Survivre et guérir : deux choses que cette génération commence à distinguer
Avec le temps, certaines personnes ont commencé à réaliser à quel point elles avaient vécu dans un isolement psychologique permanent. Commencer une thérapie ou simplement parler de sa souffrance pouvait sembler étrange, presque inconfortable. Beaucoup découvraient tardivement qu’ils avaient passé leur vie à survivre plutôt qu’à prendre soin d’eux-mêmes. Accepter d’être aidé demandait parfois davantage de courage que supporter seul des années de difficultés.
La résilience développée par cette génération est une force que la science peine à retrouver chez les plus jeunes. Lors des crises économiques, des périodes d’incertitude ou même pendant les confinements, beaucoup ont retrouvé des réflexes déjà connus : s’adapter, économiser, improviser. Ils avaient appris depuis longtemps à vivre avec l’instabilité. Leur force mentale dans les relations reste un atout que peu de générations possèdent à ce degré.
Mais être capable de survivre à tout ne signifie pas avoir été épargné par la souffrance. Et cette distinction, beaucoup ne la font que maintenant, parfois passé le cap des 50 ans, quand le corps et l’esprit commencent à présenter la facture de décennies de tension silencieuse.
Ce qu’ils essaient de transmettre — et ce qu’ils n’ont jamais reçu
Aujourd’hui, beaucoup regardent leurs enfants et petits-enfants évoluer dans un monde où les émotions sont davantage prises en compte, où la santé mentale est plus librement abordée et où la vulnérabilité n’est plus systématiquement perçue comme une faiblesse. Les nouvelles générations consultent plus facilement un thérapeute, parlent ouvertement de burn-out ou d’anxiété, et prennent du temps pour récupérer psychologiquement.
Une partie des générations plus âgées ressent du soulagement face à cette évolution. Elles savent ce que coûte le fait de tout porter seul. Mais une autre partie ressent parfois un décalage — face à des difficultés exprimées ouvertement, là où elles étaient autrefois vécues en silence. Ce n’est pas forcément du jugement. C’est la conséquence d’une différence profonde dans la manière d’avoir appris à survivre. Le fossé psychologique entre générations ne mesure pas qui est plus fort ou plus fragile — il raconte simplement deux époques radicalement différentes.

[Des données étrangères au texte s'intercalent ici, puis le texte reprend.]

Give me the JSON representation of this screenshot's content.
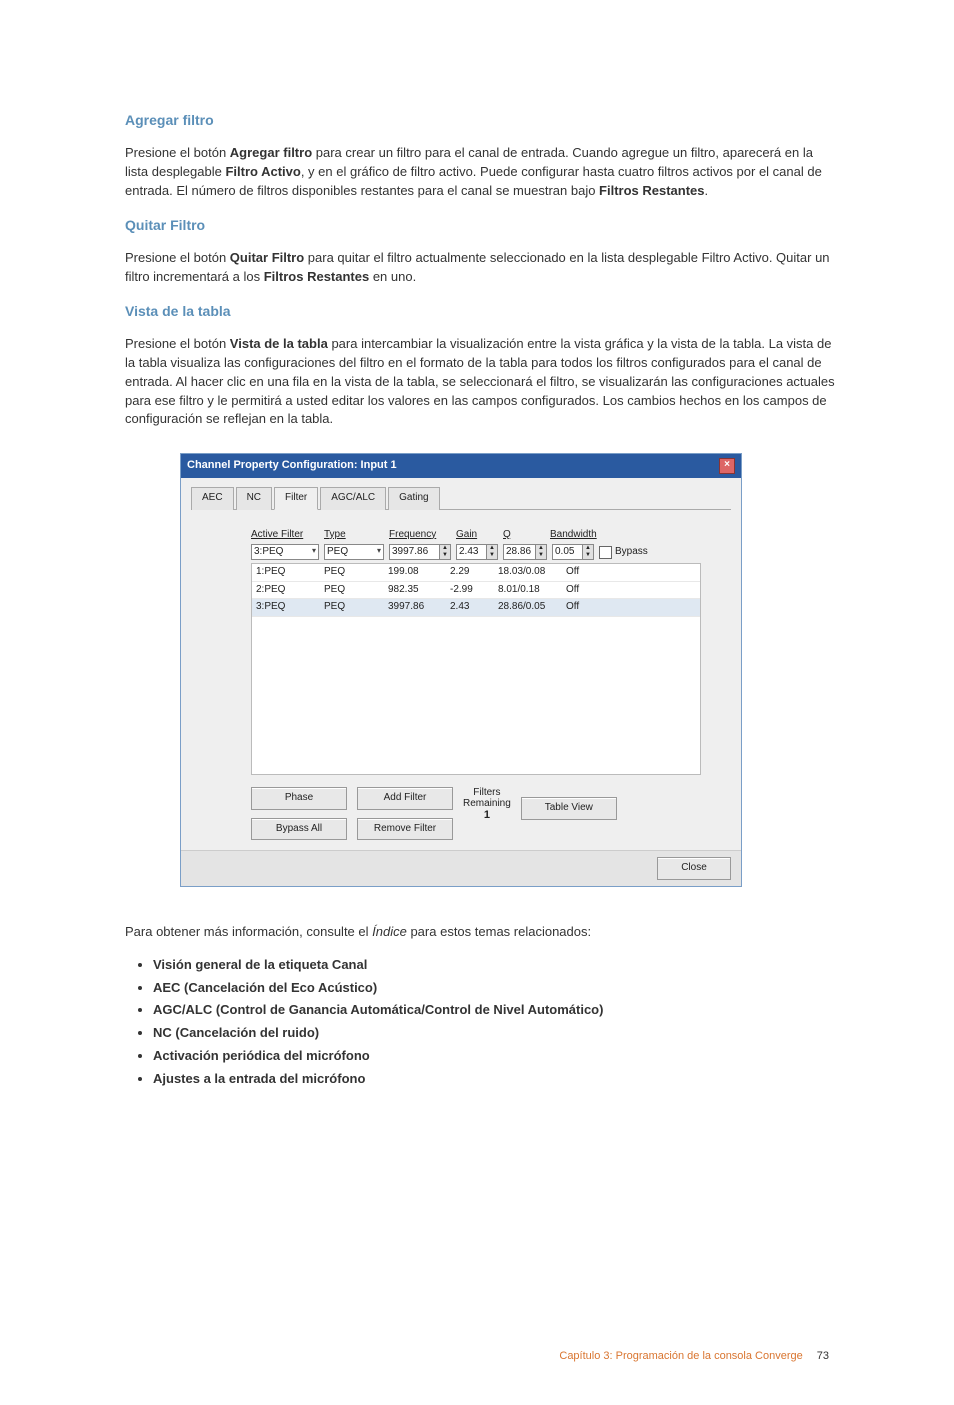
{
  "sections": {
    "add": {
      "heading": "Agregar filtro",
      "para_a": "Presione el botón ",
      "para_b": " para crear un filtro para el canal de entrada. Cuando agregue un filtro, aparecerá en la lista desplegable ",
      "para_c": ", y en el gráfico de filtro activo. Puede configurar hasta cuatro filtros activos por el canal de entrada. El número de filtros disponibles restantes para el canal se muestran bajo ",
      "bold1": "Agregar filtro",
      "bold2": "Filtro Activo",
      "bold3": "Filtros Restantes",
      "end": "."
    },
    "remove": {
      "heading": "Quitar Filtro",
      "para_a": "Presione el botón ",
      "para_b": " para quitar el filtro actualmente seleccionado en la lista desplegable Filtro Activo. Quitar un filtro incrementará a los ",
      "para_c": " en uno.",
      "bold1": "Quitar Filtro",
      "bold2": "Filtros Restantes"
    },
    "table": {
      "heading": "Vista de la tabla",
      "para_a": "Presione el botón ",
      "para_b": " para intercambiar la visualización entre la vista gráfica y la vista de la tabla. La vista de la tabla visualiza las configuraciones del filtro en el formato de la tabla para todos los filtros configurados para el canal de entrada. Al hacer clic en una fila en la vista de la tabla, se seleccionará el filtro, se visualizarán las configuraciones actuales para ese filtro y le permitirá a usted editar los valores en las campos configurados. Los cambios hechos en los campos de configuración se reflejan en la tabla.",
      "bold1": "Vista de la tabla"
    }
  },
  "dialog": {
    "title": "Channel Property Configuration: Input 1",
    "tabs": [
      "AEC",
      "NC",
      "Filter",
      "AGC/ALC",
      "Gating"
    ],
    "active_tab": 2,
    "labels": {
      "active_filter": "Active Filter",
      "type": "Type",
      "frequency": "Frequency",
      "gain": "Gain",
      "q": "Q",
      "bandwidth": "Bandwidth",
      "bypass": "Bypass"
    },
    "fields": {
      "active_filter": "3:PEQ",
      "type": "PEQ",
      "frequency": "3997.86",
      "gain": "2.43",
      "q": "28.86",
      "bandwidth": "0.05"
    },
    "rows": [
      {
        "name": "1:PEQ",
        "type": "PEQ",
        "freq": "199.08",
        "gain": "2.29",
        "qbw": "18.03/0.08",
        "bypass": "Off"
      },
      {
        "name": "2:PEQ",
        "type": "PEQ",
        "freq": "982.35",
        "gain": "-2.99",
        "qbw": "8.01/0.18",
        "bypass": "Off"
      },
      {
        "name": "3:PEQ",
        "type": "PEQ",
        "freq": "3997.86",
        "gain": "2.43",
        "qbw": "28.86/0.05",
        "bypass": "Off"
      }
    ],
    "buttons": {
      "phase": "Phase",
      "bypass_all": "Bypass All",
      "add_filter": "Add Filter",
      "remove_filter": "Remove Filter",
      "filters_remaining_label": "Filters\nRemaining",
      "filters_remaining_value": "1",
      "table_view": "Table View",
      "close": "Close"
    }
  },
  "more_info": {
    "lead_a": "Para obtener más información, consulte el ",
    "lead_i": "Índice",
    "lead_b": " para estos temas relacionados:",
    "items": [
      "Visión general de la etiqueta Canal",
      "AEC (Cancelación del Eco Acústico)",
      "AGC/ALC (Control de Ganancia Automática/Control de Nivel Automático)",
      "NC (Cancelación del ruido)",
      "Activación periódica del micrófono",
      "Ajustes a la entrada del micrófono"
    ]
  },
  "footer": {
    "chapter": "Capítulo 3: Programación de la consola Converge",
    "page": "73"
  }
}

Certains ont grandi en cachant leurs larmes pour continuer à avancer. D’autres ont grandi dans un monde où parler de sa douleur est devenu acceptable. Ni les uns ni les autres n’ont tort. Le vrai problème, c’est que pendant des décennies, on a fait croire à des millions de personnes que souffrir en silence était une vertu. Que les liens familiaux devaient résister à tout sans qu’on ait jamais le droit de dire que ça faisait mal.
Le plus grand héritage que la génération des années 60-70 puisse transmettre n’est peut-être pas sa force légendaire, mais la reconnaissance que cette force n’aurait jamais dû être une obligation. Survivre et vivre pleinement sont deux choses différentes. Et il n’est jamais trop tard pour accepter l’aide que l’on a passé sa vie à refuser — y compris celle qu’on peut enfin s’accorder à soi-même. Les personnes mentalement fortes dans leurs 80 ans le savent : la vraie force, c’est aussi savoir poser le fardeau.